萧业淡淡一笑,回头看了他一眼,语气中多了几分轻缓的讽刺。
“你以为,这天下的机会,只在朝内?”
“如今的大尧,表面看似太平,其实早已伤筋动骨。”
“你看看这几个月:五王并起,内乱频生,百姓颠沛,军粮告急,外敌窥伺——”
“若你是大疆国的皇帝,会不会出手?”
冯忠脸色骤变,一下明白过来:“王爷是说……大疆国要出兵?”
“那小皇帝,心狠手辣,登基不久,正缺国威与功绩。”
“现在大尧正乱,他若不动手,才是怪事。”
中山王淡淡道:“朝廷这边,只要一有异动,一定会让人调我手中的兵马。”
“可只要……战火烧到了北境,陛下调兵前,我仍是朝廷之王。”
“而你,要做的,就是继续盯紧前线。”
“还有,”萧业声音一沉,“放出一些消息,让人传言——我中山王,虽未动,但随时准备勤王!”
“让人觉得,我是最后一道防线,是皇室的忠臣。”
“也让那位新皇,觉得我,可能是……最稳妥的‘接应者’。”
冯忠此刻已是满面惊骇,恭敬弯腰到底。
“王爷神机妙算,属下……佩服至极。”
“这江山,终究还得落在……能沉得住气的人手中啊。”
萧业站在地图前,烛光下他面庞的轮廓被拉长,笼罩在暗影之中。
他看着那代表大疆国的深蓝色疆域,仿佛望穿层层云雾,直接看到了那位心狠手辣的新帝。
“你出兵,我便借势。
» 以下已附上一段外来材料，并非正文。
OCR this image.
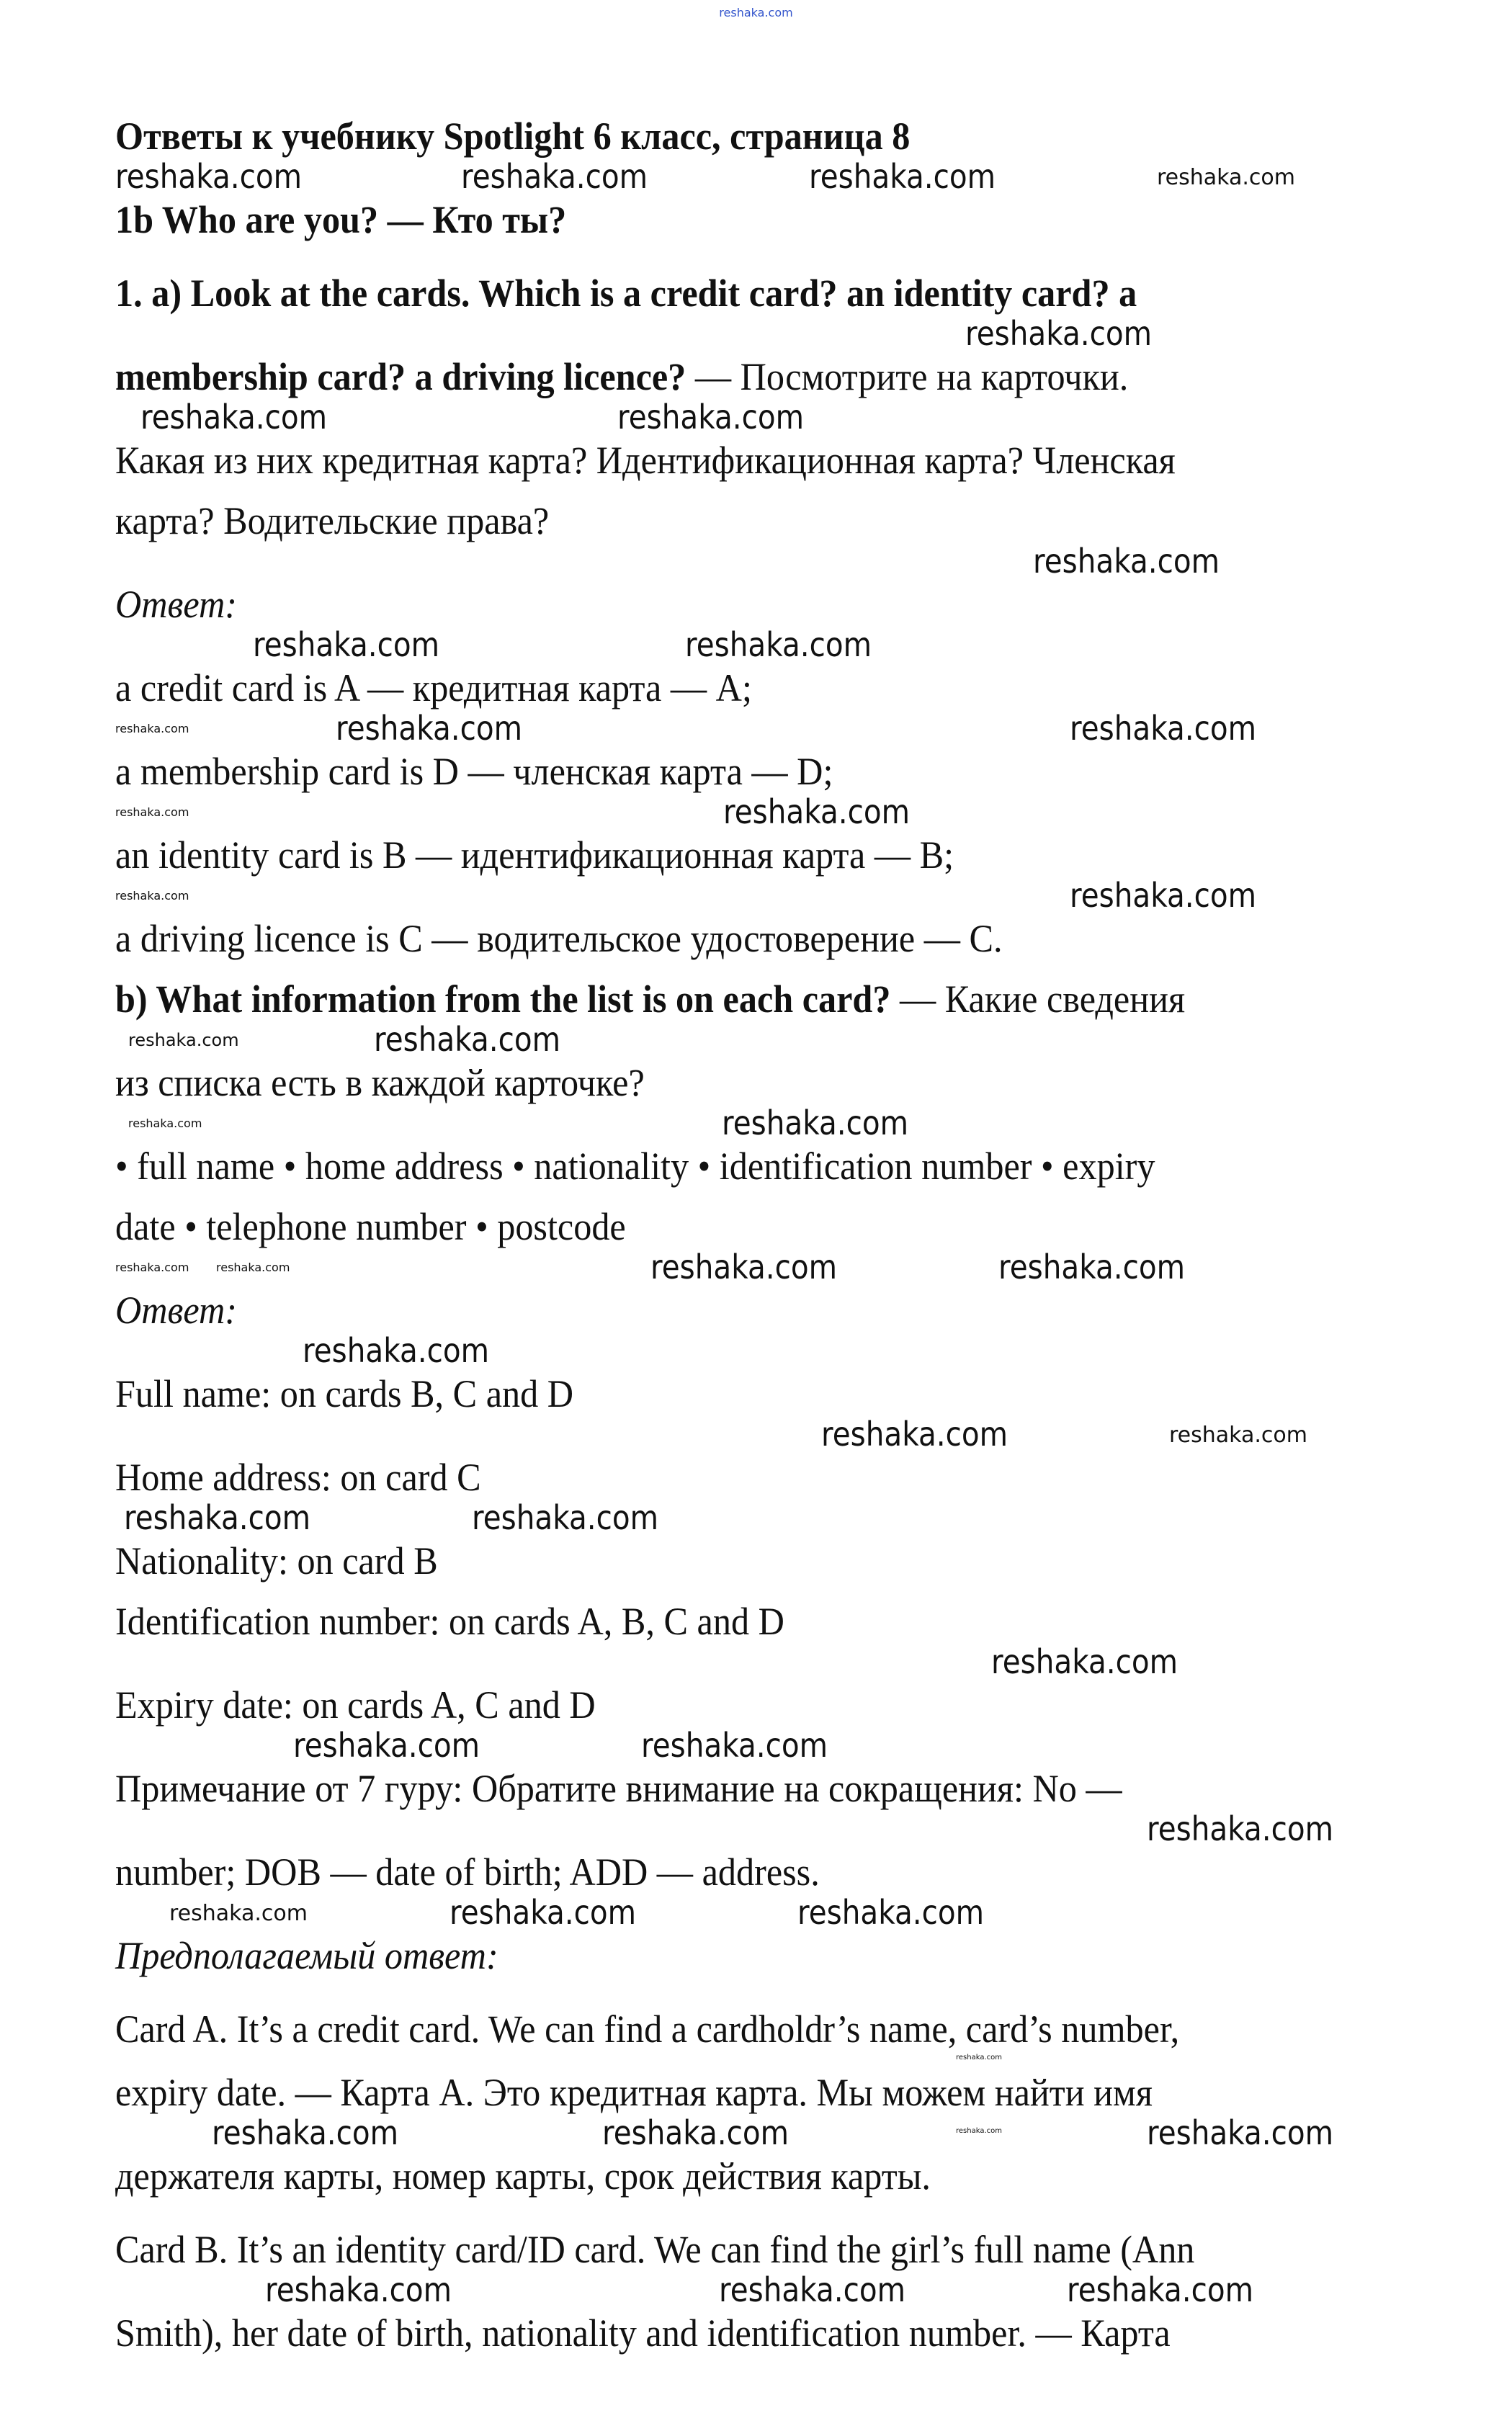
reshaka.com
Ответы к учебнику Spotlight 6 класс, страница 8
reshaka.com	reshaka.com	reshaka.com	reshaka.com
1b Who are you? — Кто ты?
1. a) Look at the cards. Which is a credit card? an identity card? a
reshaka.com
membership card? a driving licence? — Посмотрите на карточки.
reshaka.com	reshaka.com
Какая из них кредитная карта? Идентификационная карта? Членская
карта? Водительские права?
reshaka.com
Ответ:
reshaka.com	reshaka.com
a credit card is A — кредитная карта — A;
reshaka.com	reshaka.com	reshaka.com
a membership card is D — членская карта — D;
reshaka.com	reshaka.com
an identity card is B — идентификационная карта — B;
reshaka.com	reshaka.com
a driving licence is C — водительское удостоверение — C.
b) What information from the list is on each card? — Какие сведения
reshaka.com	reshaka.com
из списка есть в каждой карточке?
reshaka.com	reshaka.com
• full name • home address • nationality • identification number • expiry
date • telephone number • postcode
reshaka.com reshaka.com	reshaka.com	reshaka.com
Ответ:
reshaka.com
Full name: on cards B, C and D
reshaka.com	reshaka.com
Home address: on card C
reshaka.com	reshaka.com
Nationality: on card B
Identification number: on cards A, B, C and D
reshaka.com
Expiry date: on cards A, C and D
reshaka.com	reshaka.com
Примечание от 7 гуру: Обратите внимание на сокращения: No —
reshaka.com
number; DOB — date of birth; ADD — address.
reshaka.com	reshaka.com	reshaka.com
Предполагаемый ответ:
Card A. It’s a credit card. We can find a cardholdr’s name, card’s number,
reshaka.com
expiry date. — Карта A. Это кредитная карта. Мы можем найти имя
reshaka.com	reshaka.com	reshaka.com	reshaka.com
держателя карты, номер карты, срок действия карты.
Card B. It’s an identity card/ID card. We can find the girl’s full name (Ann
reshaka.com	reshaka.com	reshaka.com
Smith), her date of birth, nationality and identification number. — Карта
”
“你若能破境,那我——就能借刀。”
“这场棋局啊,才刚刚开始。”
风拂过殿窗,卷起一角书页。
中山王嘴角微翘,低声喃喃:
“好戏,还在后面。”
……
晴空朗日,云卷如缎。
清晨的洛陵城,被一缕缕柔和的金光唤醒。
城门外,皇道两侧百官列阵,文武齐聚,旌旗飘扬,铠甲泛光。
正值春末,天朗气清,可这晴日之下,众人却无一人露出真正的喜色。
大尧京师,今日理应是凯旋之日。
卫清挽得胜而归,平定晋王之乱,保住上南要塞,拯救十万百姓与军士。
以往遇此大功,朝廷早该钟鸣鼓响,百姓倾城相迎。
可这一次……
气氛凝重如山,城头风旗不语。
因为,陛下方才战死不久,此时依旧是缟素之时。
要想数月前的比剑之约,陛下为了一州之地,死于秦玉京剑下!
当时大尧震动,朝野哗然。
北境士卒立碑千里,百姓痛哭涕零,朝中上下更是几度欲举丧仪、拟建陵墓。
只是兵乱连番,王命未至,皆被暂缓。
此刻虽得上南捷报,百官心头却无一丝喜意。
“若是陛下在,今日之功,当是他的。”郭仪抚须低叹,身着绛红朝袍,脸色灰沉。
“清挽将军功高盖世,可终究……失了君王啊。”许居正在一旁轻声应和,神情颇为疲惫。
霍纲目光远望天际,脸上虽无言,却拳头紧握。
朝臣虽列阵欢迎,却皆神情肃穆,宛如送行非迎驾。
午时将至,艳阳高照。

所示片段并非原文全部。